ペアノの公理、自然数の加法(足し算)、結合法則の証明~論文『算術原理』(1889年)
イタリアの数学者ペアノの『算術の諸原理』(ARITHMETICES PRINCIPIA、ラテン語)と題する論文が先駆的で重要なのは、6年ほど前から分かってたが、詳しく調べたのは1年前のことで、今まで記事を書いてなかった。既に10年前から、小学校から大学レベルまで一通りの記事は揃えて来たという思いもあった。
ただ、以前と変わらず英語圏でも、算数や数学の基礎理論を原書に基づいて具体的にとらえ直す作業は非常に少ないようなので、久しぶりに書いてみよう。既にアップしてある12本の記事(以下、参照)との重複はなるべく避けるよう心掛ける。最も読まれてるのは、素朴な疑問から始めてる1本目の記事だ。
自然数に関するペアノの公理~論文『数の概念について』に即して
0、1、「次の数」に関する哲学的考察~フレーゲ『算術の基礎』
☆ ☆ ☆
まず、「算術の諸原理」(算術原理と略記)と、当サイトで10年前に扱った論文「数の概念について」(1891年)との関係について。「数の概念について」の冒頭で、本人が次のように説明してた。小野勝次・梅沢敏郎訳、共立出版の日本語訳より引用。
私の「算術原理」の中で私は正の整数、分数および無理数の理論を論理学の式によって表現した。しかし、演算(函数)の理論の大要を紹介することによって、数のある性質を他のより一般的なものに帰着させることができ、またより簡明な形で取り扱うことができることになる。
要するに、2年後の論文「数の概念」の方が一般的なのだ。例えば加法(足し算)を考える時にも、他の似た演算をまとめた一般論を語る形になってる。それが「より簡明」かどうかは読み手の主観の問題も大きいが、一般性を求めて前進(または変化)してるのは確かだ。
いわゆる「ペアノの公理」(英 Peano axioms)の書き方も違って、「算術原理」では9つの「公理」を冒頭に掲げてるが、「数の概念」では5つの「原始命題」になってる。つまり、性質が異なる4つは別扱いする形で、数にとって本質的な5つのみを残してたわけで、実際、現在の数学でもこの5つをペアノの公理とすることが多いという指摘もある(英語版ウィキペディア)。「数の概念」の訳本もその立場となってる。

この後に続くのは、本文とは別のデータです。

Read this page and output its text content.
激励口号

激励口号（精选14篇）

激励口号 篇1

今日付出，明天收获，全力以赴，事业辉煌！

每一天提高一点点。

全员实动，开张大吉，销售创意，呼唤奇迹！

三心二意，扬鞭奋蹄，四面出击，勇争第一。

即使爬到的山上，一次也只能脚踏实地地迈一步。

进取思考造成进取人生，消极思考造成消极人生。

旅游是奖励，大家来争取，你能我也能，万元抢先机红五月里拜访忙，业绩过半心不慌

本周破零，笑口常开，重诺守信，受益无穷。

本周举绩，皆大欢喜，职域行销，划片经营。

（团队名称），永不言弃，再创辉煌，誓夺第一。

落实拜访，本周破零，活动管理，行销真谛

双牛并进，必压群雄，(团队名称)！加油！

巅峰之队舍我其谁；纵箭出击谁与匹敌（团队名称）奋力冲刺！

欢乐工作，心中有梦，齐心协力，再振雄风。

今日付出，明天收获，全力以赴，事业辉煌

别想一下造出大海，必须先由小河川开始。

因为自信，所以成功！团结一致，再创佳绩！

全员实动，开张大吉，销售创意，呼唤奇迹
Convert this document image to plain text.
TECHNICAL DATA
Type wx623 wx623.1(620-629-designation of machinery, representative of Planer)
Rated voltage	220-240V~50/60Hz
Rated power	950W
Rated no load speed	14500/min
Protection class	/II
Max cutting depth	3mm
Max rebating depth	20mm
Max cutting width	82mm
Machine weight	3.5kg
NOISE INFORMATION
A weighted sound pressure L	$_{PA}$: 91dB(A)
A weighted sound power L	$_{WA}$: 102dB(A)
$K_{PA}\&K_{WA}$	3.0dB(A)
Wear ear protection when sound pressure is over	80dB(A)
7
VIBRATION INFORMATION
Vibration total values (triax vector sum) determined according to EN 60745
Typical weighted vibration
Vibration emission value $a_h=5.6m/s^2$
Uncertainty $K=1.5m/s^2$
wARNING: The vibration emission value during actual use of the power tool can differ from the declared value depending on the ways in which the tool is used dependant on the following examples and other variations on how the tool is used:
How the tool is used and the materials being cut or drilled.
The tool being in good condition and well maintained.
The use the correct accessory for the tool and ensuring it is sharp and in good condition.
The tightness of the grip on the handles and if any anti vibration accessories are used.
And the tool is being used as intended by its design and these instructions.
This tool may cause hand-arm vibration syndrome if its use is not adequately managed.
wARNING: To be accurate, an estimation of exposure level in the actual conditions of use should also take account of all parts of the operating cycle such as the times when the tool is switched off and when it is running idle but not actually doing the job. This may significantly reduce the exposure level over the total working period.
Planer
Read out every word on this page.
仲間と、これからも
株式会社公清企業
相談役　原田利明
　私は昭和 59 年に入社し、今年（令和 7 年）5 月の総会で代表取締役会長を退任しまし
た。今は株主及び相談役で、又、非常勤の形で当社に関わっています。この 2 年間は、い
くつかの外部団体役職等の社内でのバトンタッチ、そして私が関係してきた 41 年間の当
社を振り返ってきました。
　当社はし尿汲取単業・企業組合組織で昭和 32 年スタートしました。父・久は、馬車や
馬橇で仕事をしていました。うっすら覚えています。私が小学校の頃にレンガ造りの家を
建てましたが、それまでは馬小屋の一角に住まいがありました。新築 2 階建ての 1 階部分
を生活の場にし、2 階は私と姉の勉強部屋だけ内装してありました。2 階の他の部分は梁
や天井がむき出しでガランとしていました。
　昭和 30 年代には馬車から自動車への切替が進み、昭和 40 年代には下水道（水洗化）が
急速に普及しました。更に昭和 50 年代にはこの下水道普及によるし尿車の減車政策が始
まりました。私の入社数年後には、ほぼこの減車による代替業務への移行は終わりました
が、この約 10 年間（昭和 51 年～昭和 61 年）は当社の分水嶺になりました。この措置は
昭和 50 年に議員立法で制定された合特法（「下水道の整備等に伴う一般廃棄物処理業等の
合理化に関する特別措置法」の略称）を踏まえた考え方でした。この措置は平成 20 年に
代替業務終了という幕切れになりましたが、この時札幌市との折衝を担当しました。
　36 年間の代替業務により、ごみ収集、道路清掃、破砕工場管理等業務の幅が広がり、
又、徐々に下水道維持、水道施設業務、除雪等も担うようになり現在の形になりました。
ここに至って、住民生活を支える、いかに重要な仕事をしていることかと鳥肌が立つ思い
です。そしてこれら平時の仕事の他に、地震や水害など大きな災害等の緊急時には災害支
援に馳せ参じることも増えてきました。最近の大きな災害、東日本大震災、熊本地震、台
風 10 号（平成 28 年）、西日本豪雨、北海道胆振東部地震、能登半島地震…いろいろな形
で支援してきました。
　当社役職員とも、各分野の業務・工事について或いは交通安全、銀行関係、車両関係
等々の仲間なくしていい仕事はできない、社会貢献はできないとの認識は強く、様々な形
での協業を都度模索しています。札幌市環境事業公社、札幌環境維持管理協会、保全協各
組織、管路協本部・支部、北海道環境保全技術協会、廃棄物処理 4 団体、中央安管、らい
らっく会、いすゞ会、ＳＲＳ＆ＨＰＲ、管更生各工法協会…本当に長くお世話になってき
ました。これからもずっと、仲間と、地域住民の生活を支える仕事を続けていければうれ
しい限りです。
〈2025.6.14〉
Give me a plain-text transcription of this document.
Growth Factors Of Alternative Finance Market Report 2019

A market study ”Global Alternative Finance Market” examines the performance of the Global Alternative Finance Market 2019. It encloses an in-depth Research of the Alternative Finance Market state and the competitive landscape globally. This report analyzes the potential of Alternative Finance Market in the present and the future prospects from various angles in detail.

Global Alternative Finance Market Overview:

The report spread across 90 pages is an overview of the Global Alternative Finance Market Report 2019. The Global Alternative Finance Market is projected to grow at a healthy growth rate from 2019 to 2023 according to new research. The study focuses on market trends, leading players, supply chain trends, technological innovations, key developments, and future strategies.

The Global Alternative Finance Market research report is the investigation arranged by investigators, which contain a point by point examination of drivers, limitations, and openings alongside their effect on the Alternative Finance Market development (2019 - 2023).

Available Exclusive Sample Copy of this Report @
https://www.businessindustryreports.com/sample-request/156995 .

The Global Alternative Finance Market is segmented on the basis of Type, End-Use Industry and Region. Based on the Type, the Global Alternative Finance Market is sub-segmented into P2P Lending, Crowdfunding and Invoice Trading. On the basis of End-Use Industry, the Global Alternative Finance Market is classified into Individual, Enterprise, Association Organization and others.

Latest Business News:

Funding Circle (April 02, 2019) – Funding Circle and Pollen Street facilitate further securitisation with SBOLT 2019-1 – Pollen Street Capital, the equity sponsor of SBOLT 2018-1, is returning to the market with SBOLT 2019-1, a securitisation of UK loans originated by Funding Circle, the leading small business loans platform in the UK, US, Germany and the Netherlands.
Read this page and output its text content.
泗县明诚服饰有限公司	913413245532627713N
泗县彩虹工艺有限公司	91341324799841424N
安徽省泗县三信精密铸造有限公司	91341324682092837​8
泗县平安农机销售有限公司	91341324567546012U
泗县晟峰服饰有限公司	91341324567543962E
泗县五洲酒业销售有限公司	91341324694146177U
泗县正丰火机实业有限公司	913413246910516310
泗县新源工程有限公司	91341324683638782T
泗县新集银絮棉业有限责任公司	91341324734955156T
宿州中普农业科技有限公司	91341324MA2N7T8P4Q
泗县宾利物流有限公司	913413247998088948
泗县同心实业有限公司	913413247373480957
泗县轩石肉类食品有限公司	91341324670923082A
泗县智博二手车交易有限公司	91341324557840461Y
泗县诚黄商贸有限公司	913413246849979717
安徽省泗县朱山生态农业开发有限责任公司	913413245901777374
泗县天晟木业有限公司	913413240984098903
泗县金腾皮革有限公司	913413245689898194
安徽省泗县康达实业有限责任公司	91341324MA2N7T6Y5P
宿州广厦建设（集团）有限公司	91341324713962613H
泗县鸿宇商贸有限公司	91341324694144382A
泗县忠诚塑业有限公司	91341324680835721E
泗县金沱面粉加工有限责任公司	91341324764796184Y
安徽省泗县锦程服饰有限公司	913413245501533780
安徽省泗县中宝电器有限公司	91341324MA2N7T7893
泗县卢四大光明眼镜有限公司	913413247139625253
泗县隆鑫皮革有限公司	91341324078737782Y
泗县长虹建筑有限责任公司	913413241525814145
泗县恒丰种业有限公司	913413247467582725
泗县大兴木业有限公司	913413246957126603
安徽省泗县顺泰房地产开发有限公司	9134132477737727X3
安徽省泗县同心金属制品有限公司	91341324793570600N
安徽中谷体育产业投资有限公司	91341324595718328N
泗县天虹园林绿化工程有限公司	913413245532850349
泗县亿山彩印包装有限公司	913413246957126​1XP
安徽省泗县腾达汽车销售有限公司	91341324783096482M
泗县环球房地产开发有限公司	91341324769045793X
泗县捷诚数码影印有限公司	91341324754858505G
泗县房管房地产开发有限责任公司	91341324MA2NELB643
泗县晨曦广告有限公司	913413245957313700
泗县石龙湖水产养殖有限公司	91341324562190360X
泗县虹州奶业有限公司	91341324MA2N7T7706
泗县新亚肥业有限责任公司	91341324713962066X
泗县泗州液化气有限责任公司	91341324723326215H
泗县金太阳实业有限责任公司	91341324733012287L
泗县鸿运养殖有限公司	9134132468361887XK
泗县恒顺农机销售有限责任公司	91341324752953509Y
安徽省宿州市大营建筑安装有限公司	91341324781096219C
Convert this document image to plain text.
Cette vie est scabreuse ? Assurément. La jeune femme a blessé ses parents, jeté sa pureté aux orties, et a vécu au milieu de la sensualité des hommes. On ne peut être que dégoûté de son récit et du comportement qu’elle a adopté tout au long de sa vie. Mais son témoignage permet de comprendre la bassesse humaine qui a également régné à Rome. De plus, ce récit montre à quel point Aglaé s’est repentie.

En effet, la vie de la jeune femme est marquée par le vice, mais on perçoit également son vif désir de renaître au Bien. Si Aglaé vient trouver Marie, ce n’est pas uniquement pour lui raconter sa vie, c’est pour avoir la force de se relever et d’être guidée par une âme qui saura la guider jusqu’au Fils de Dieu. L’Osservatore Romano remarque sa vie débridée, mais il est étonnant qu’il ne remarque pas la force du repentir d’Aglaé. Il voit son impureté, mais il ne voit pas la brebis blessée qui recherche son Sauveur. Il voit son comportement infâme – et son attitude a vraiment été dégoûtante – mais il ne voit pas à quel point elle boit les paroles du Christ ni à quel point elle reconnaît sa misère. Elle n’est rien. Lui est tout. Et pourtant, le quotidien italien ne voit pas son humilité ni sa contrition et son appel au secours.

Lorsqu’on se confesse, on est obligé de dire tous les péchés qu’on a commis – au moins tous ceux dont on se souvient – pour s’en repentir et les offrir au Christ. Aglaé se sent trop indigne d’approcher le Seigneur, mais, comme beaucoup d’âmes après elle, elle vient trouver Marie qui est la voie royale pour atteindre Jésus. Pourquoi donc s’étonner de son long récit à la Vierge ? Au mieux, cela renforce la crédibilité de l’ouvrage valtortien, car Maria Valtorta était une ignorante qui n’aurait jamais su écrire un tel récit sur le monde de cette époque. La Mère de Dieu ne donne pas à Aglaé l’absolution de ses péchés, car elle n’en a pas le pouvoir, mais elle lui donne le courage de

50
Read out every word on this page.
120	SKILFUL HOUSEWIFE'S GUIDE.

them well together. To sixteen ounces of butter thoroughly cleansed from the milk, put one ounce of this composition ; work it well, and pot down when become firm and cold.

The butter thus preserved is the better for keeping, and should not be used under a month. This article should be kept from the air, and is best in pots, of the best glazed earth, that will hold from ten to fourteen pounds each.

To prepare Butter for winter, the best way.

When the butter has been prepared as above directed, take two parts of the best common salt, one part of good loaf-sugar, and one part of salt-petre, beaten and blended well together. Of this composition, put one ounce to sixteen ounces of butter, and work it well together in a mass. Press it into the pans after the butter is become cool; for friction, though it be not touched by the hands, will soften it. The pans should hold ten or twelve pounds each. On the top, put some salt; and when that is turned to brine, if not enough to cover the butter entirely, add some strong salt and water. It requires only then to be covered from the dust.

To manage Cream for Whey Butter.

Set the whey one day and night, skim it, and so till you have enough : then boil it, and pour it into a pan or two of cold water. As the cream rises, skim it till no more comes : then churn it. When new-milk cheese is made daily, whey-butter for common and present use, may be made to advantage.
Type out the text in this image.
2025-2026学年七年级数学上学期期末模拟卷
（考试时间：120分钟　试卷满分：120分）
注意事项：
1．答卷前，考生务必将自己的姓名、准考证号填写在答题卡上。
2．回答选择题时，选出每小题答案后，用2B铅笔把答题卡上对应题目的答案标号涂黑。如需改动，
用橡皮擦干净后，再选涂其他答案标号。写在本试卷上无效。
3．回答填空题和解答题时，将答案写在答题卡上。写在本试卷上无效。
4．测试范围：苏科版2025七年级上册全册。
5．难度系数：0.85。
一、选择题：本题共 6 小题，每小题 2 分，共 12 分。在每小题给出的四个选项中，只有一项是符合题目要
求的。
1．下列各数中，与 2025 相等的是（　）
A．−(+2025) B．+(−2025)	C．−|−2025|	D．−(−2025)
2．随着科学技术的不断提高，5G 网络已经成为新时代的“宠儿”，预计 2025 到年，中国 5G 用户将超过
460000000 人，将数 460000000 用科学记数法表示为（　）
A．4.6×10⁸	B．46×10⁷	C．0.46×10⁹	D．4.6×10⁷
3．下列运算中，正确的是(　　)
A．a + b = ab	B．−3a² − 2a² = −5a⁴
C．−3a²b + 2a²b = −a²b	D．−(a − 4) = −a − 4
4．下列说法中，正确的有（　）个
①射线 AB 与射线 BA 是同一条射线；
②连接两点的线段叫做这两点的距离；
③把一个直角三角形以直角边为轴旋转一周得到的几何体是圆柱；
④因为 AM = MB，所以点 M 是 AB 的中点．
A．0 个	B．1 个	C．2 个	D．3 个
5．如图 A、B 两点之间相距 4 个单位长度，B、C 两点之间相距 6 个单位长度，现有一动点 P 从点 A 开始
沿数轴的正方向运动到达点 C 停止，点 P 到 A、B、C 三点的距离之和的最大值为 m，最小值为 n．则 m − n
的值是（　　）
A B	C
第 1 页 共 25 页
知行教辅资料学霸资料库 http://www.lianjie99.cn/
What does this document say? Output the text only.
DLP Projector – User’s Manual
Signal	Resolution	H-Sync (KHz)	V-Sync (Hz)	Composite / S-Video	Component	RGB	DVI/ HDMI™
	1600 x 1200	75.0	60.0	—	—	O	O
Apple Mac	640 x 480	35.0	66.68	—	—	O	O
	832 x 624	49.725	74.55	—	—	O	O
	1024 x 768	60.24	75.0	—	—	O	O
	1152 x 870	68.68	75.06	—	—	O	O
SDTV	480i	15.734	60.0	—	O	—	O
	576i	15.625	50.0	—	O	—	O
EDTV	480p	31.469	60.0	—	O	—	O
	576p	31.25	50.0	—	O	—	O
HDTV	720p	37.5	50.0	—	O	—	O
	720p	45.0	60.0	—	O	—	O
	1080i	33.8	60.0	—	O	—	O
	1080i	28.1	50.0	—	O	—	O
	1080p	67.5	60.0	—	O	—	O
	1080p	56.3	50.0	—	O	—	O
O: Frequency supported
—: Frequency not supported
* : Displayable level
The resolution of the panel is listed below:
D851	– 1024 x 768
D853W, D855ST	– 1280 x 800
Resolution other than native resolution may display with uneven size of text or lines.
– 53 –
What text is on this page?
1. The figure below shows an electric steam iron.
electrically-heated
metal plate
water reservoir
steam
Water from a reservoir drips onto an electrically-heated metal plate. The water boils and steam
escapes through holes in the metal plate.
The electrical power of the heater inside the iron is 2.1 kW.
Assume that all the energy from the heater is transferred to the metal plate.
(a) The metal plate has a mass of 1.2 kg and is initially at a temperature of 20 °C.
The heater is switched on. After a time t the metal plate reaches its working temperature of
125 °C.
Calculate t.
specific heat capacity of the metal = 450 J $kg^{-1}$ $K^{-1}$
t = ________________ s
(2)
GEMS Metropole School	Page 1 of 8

とはいえ、「算術原理」の方が2年早いし、こちらの方が英語圏では有名なようで、題名の影響もあるのかも知れない。ともあれ、この論文の冒頭を見てみよう。ラテン語の原書は Internet Archive で公開中。副題は「NOVA METHODO EXPOSITA」(新しい方式で提示された)。
なお、英訳をネット上で2種類発見したが、片方は数人の個人による草稿で未完成(論理的誤りもある)、もう片方は著作権の扱いが不明だから、リンクは付けないことにする。
☆ ☆ ☆
論文の最初で、論理学を準備して、ここからが算術(または算数)の話。最初に「公理」が9つ並んでる。複数形 Axiomata. だから、正確に訳すと「諸公理」。公理系とまで訳してしまうと、訳し過ぎだろう。
書き方、表記法が独特で、慣れるまでは読みにくくて分かりにくい。いちいち「.」(ピリオド)で区切るし、その次の区切りは「:」、さらに「∴」「::」と区切っていく。点の数が1コ、2コ、3コ、4コと変化するから、ペアノ本人にとっては規則的で分かりやすいのだろう。「⊃」は「ならば」と訳すが、本来は、前から後ろが「演えきされる」という意味だ。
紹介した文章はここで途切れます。